第十話:王都への道、騎士の覚悟
王都へと向かう馬車の中は、冷たく、空気が張り詰めていた。エラーラは硬い座席に身を縮こまらせ、窓の外を流れていく景色をただぼんやりと眺める。ヴェリディアの豊かな緑は次第に姿を消し、整備された街道と、乾いた平原が広がっていた。
恐怖がなかったと言えば嘘になる。これから自分はどうなるのか、禁忌の錬金術師などという濡れ衣を着せられ、二度とヴェリディアの地を踏むことはできないのではないか。だが、不思議と心は折れていなかった。
『信じて、待て』
カイの言葉が、そして彼の燃えるような瞳が、エラーラの心の中で確かな支えとなっていた。彼女はドレスの袖にそっと隠し持っていた、小さなサシェを握りしめる。それは、祭りの夜にカイの心を和らげたのと同じ、ラベンダーとカモミールの香り。このささやかな香りが、彼女の心を落ち着かせ、思考をクリアにしてくれた。
(私は、負けない)
ただ無力に運命を受け入れるだけの、かつての貴族令嬢ではない。私には、私の知識と、そして待っていてくれる人がいる。エラーラは顔を上げ、その瞳に静かな決意の光を宿した。

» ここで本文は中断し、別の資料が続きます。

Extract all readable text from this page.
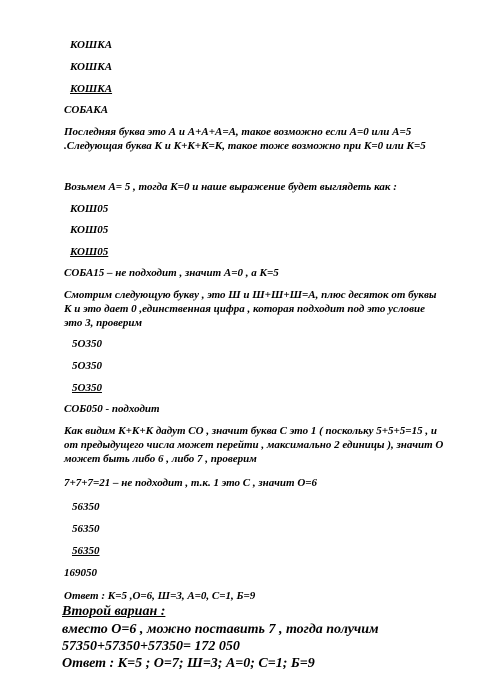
КОШКА
КОШКА
КОШКА
СОБАКА
Последняя буква это А и А+А+А=А, такое возможно если А=0 или А=5 .Следующая буква К и К+К+К=К, такое тоже возможно при К=0 или К=5
Возьмем А= 5 , тогда К=0 и наше выражение будет выглядеть как :
КОШ05
КОШ05
КОШ05
СОБА15 – не подходит , значит А=0 , а К=5
Смотрим следующую букву , это Ш и Ш+Ш+Ш=А, плюс десяток от буквы К и это дает 0 ,единственная цифра , которая подходит под это условие это 3, проверим
5О350
5О350
5О350
СОБ050 - подходит
Как видим К+К+К дадут СО , значит буква С это 1 ( поскольку 5+5+5=15 , и от предыдущего числа может перейти , максимально 2 единицы ), значит О может быть либо 6 , либо 7 , проверим
7+7+7=21 – не подходит , т.к. 1 это С , значит О=6
56350
56350
56350
169050
Ответ : К=5 ,О=6, Ш=3, А=0, С=1, Б=9
Второй вариан :
вместо О=6 , можно поставить 7 , тогда получим
57350+57350+57350= 172 050
Ответ : К=5 ; О=7; Ш=3; А=0; С=1; Б=9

一方、ヴェリディアでは、カイが兵舎にある自室で、驚くべき速さで旅の準備を整えていた。騎士団長の制服を脱ぎ捨て、旅人風の丈夫な革鎧と、顔を深く隠せるフード付きのマントを身につける。壁の大剣、そして腰には短いナイフを差し、最低限の食料と水、そしてありったけの金貨を革袋に詰めた。
「隊長!」
リオが部屋に飛び込んでくる。その目には、焦りと不安、そして尊敬が入り混じっていた。

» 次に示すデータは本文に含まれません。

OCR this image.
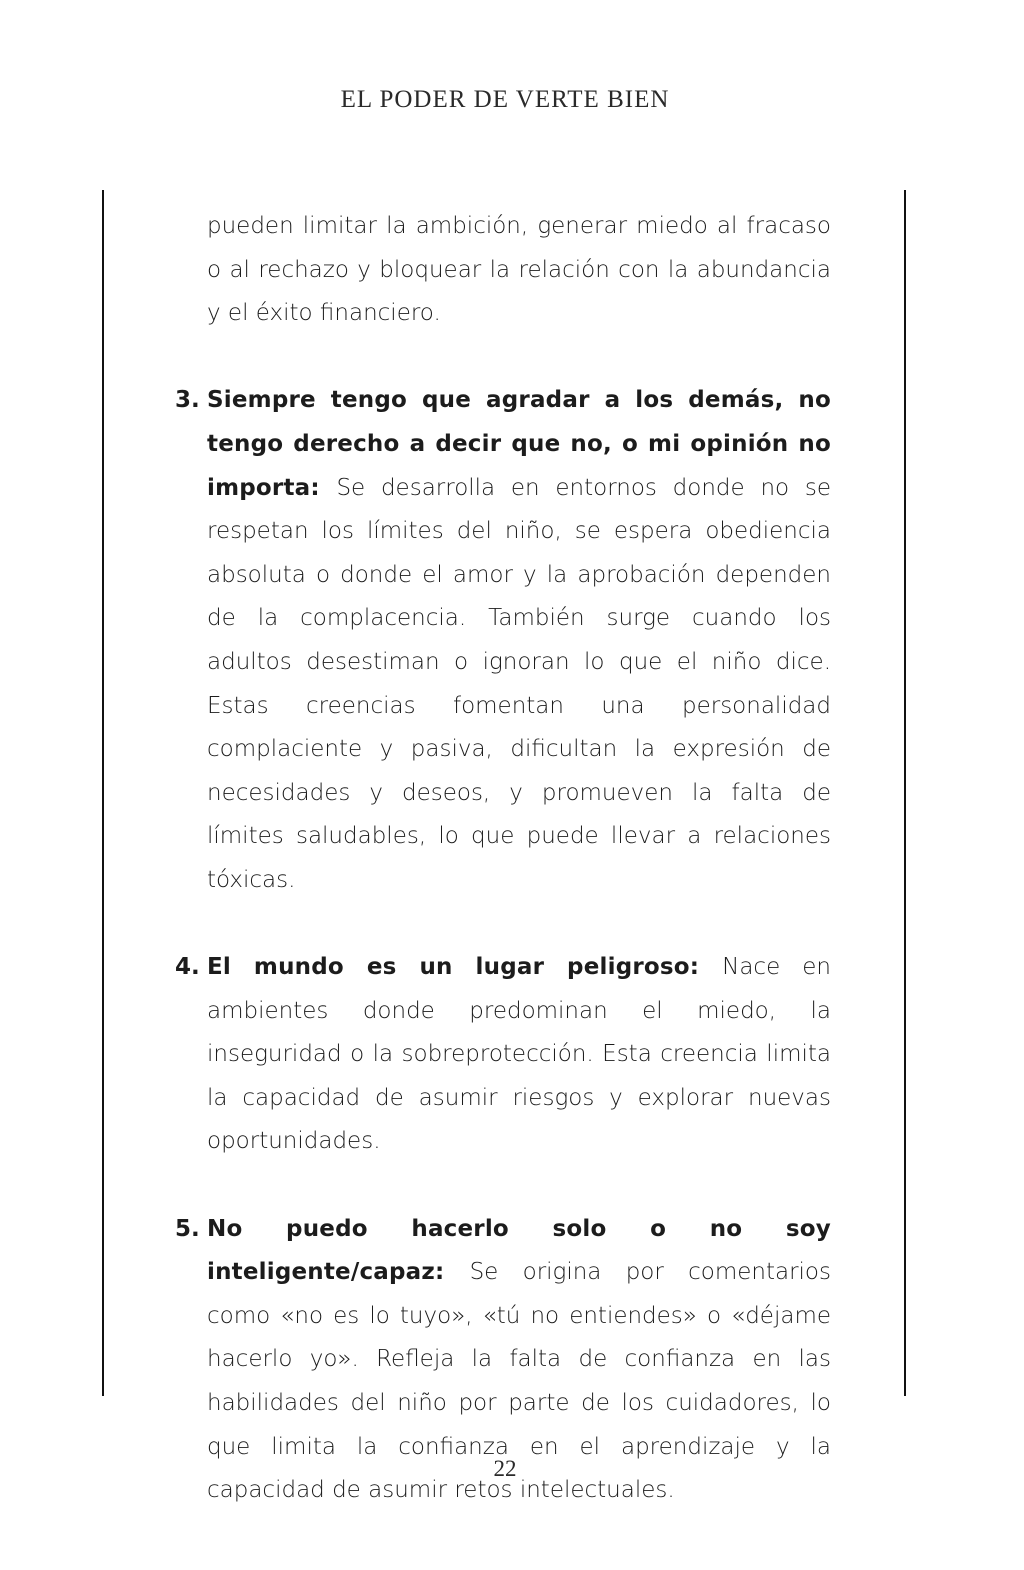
EL PODER DE VERTE BIEN

pueden limitar la ambición, generar miedo al fracaso o al rechazo y bloquear la relación con la abundancia y el éxito financiero.

3. Siempre tengo que agradar a los demás, no tengo derecho a decir que no, o mi opinión no importa: Se desarrolla en entornos donde no se respetan los límites del niño, se espera obediencia absoluta o donde el amor y la aprobación dependen de la complacencia. También surge cuando los adultos desestiman o ignoran lo que el niño dice. Estas creencias fomentan una personalidad complaciente y pasiva, dificultan la expresión de necesidades y deseos, y promueven la falta de límites saludables, lo que puede llevar a relaciones tóxicas.

4. El mundo es un lugar peligroso: Nace en ambientes donde predominan el miedo, la inseguridad o la sobreprotección. Esta creencia limita la capacidad de asumir riesgos y explorar nuevas oportunidades.

5. No puedo hacerlo solo o no soy inteligente/capaz: Se origina por comentarios como «no es lo tuyo», «tú no entiendes» o «déjame hacerlo yo». Refleja la falta de confianza en las habilidades del niño por parte de los cuidadores, lo que limita la confianza en el aprendizaje y la capacidad de asumir retos intelectuales.

22
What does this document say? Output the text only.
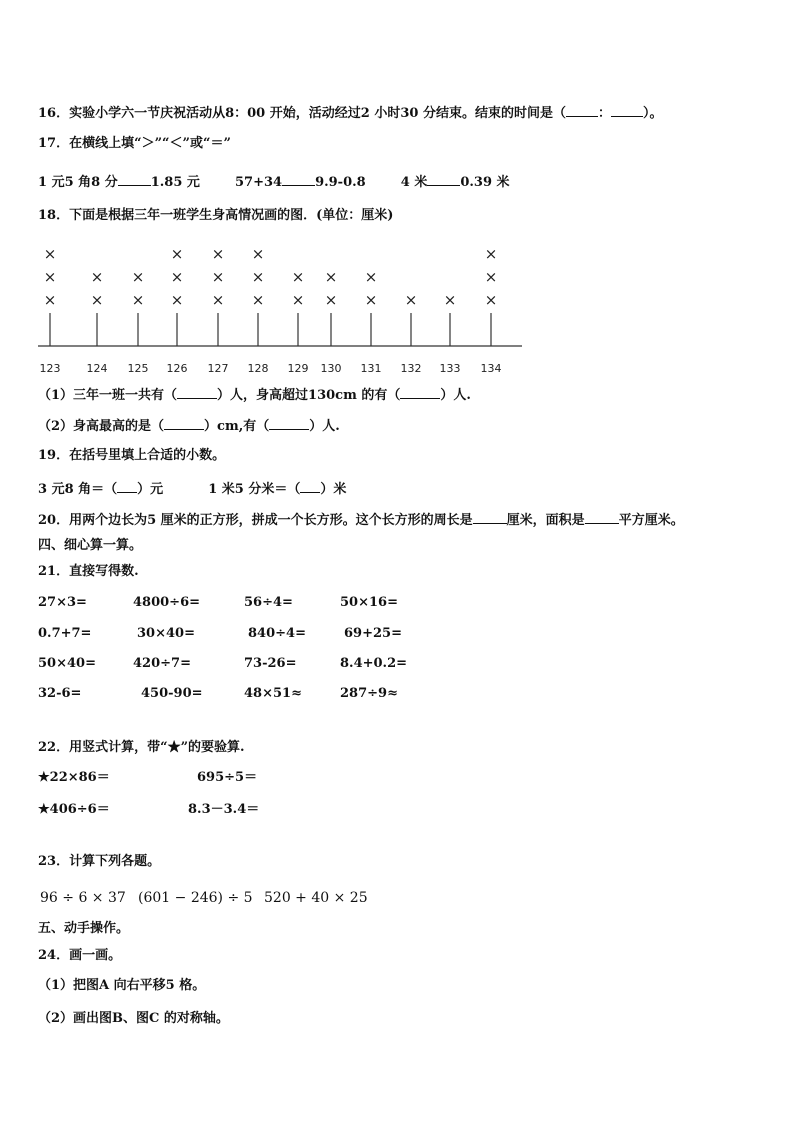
16．实验小学六一节庆祝活动从8：00 开始，活动经过2 小时30 分结束。结束的时间是（ ： ）。
17．在横线上填“＞”“＜”或“＝”
1 元5 角8 分	1.85 元	57+34	9.9-0.8	4 米	0.39 米
18．下面是根据三年一班学生身高情况画的图．(单位：厘米)
123
×
×
×
124
×
×
125
×
×
126
×
×
×
127
×
×
×
128
×
×
×
129
×
×
130
×
×
131
×
×
132
×
133
×
134
×
×
×
（1）三年一班一共有（	）人，身高超过130cm 的有（	）人.
（2）身高最高的是（	）cm,有（	）人.
19．在括号里填上合适的小数。
3 元8 角＝（ ）元	1 米5 分米＝（ ）米
20．用两个边长为5 厘米的正方形，拼成一个长方形。这个长方形的周长是	厘米，面积是	平方厘米。
四、细心算一算。
21．直接写得数.
27×3=	4800÷6=	56÷4=	50×16=
0.7+7=	30×40=	840÷4=	69+25=
50×40=	420÷7=	73-26=	8.4+0.2=
32-6=	450-90=	48×51≈	287÷9≈
22．用竖式计算，带“★”的要验算.
★22×86＝	695÷5＝
★406÷6＝	8.3－3.4＝
23．计算下列各题。
96 ÷ 6 × 37 (601 − 246) ÷ 5 520 + 40 × 25
五、动手操作。
24．画一画。
（1）把图A 向右平移5 格。
（2）画出图B、图C 的对称轴。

「隊長自らが行かれるのですか。せめて、私か、他の誰かを…」
「いや、これは俺一人の戦いだ」
カイはきっぱりと言った。「お前は、俺がいない間、このヴェリディアを守れ。それがお前の任務だ。いいな」
「……はっ!」
リオは敬礼し、それ以上は何も言わなかった。隊長の覚悟が、痛いほど伝わってきたからだ。
「一つ、調べてほしいことがある」
カイは地図を広げながら言った。「エラーラの家名、ヴィンセント子爵家だ。数年前に没落したはずだが、その詳しい経緯を調べてくれ。今回の件と、無関係ではないはずだ」
「承知いたしました。必ずや」
準備を終えたカイは、愛馬にまたがった。その姿は、もはやヴェリディアの騎士団長ではなく、ただ一つの目的のために全てを擲つ覚悟を決めた、一人の戦士だった。

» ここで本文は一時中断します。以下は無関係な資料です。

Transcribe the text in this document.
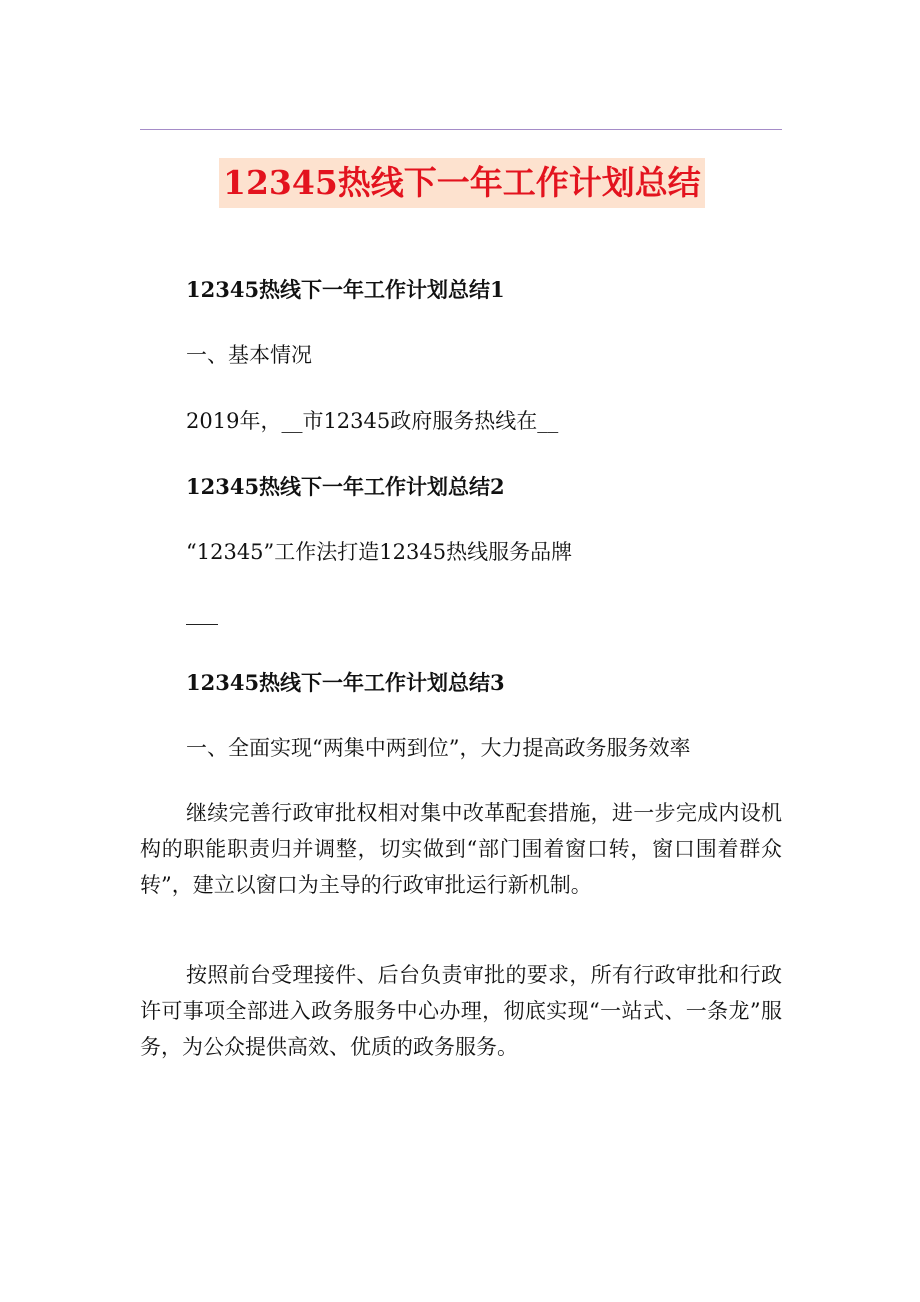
12345热线下一年工作计划总结
12345热线下一年工作计划总结1
一、基本情况
2019年，__市12345政府服务热线在__
12345热线下一年工作计划总结2
“12345”工作法打造12345热线服务品牌
12345热线下一年工作计划总结3
一、全面实现“两集中两到位”，大力提高政务服务效率
继续完善行政审批权相对集中改革配套措施，进一步完成内设机构的职能职责归并调整，切实做到“部门围着窗口转，窗口围着群众转”，建立以窗口为主导的行政审批运行新机制。
按照前台受理接件、后台负责审批的要求，所有行政审批和行政许可事项全部进入政务服务中心办理，彻底实现“一站式、一条龙”服务，为公众提供高效、优质的政务服务。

彼が町を出ようとすると、門の前には、何人かの町民たちが集まっていた。鍛冶屋の親父、パン屋の女将、いつもハーブを買いに来てくれた老婆……。
「騎士団長様……」
「エラーラさんを、どうか……」
彼らは、ただ祈るようにカイを見つめる。エラーラが、この短い期間で、いかにこの町の人々に愛されていたか。その光景が、カイの決意をさらに固くした。
「ああ。必ず、連れ戻す」
カイは短く、しかし力強く応えると、馬の腹を蹴った。
乾いた街道を、一騎の馬が疾風のように駆けていく。
数日後。巨大な城壁と、天を突くような白亜の塔が見えてきた。王都だ。エラーラを乗せた馬車が、重々しい城門の中に吸い込まれていく。その同じ空の下、少し離れた丘の上から、フードを目深にかぶった一人の旅人が、巨大な都市を静かに見据えていた。
その灰色の瞳は、獲物を狙う狼のように、冷たく、そして鋭い光を放っている。
「待っていろ、エラーラ」
陰謀渦巻く王都を舞台に、一人は囚われの姫として、一人は名前もなき救い手として。二人の戦いが、今、始まろうとしていた。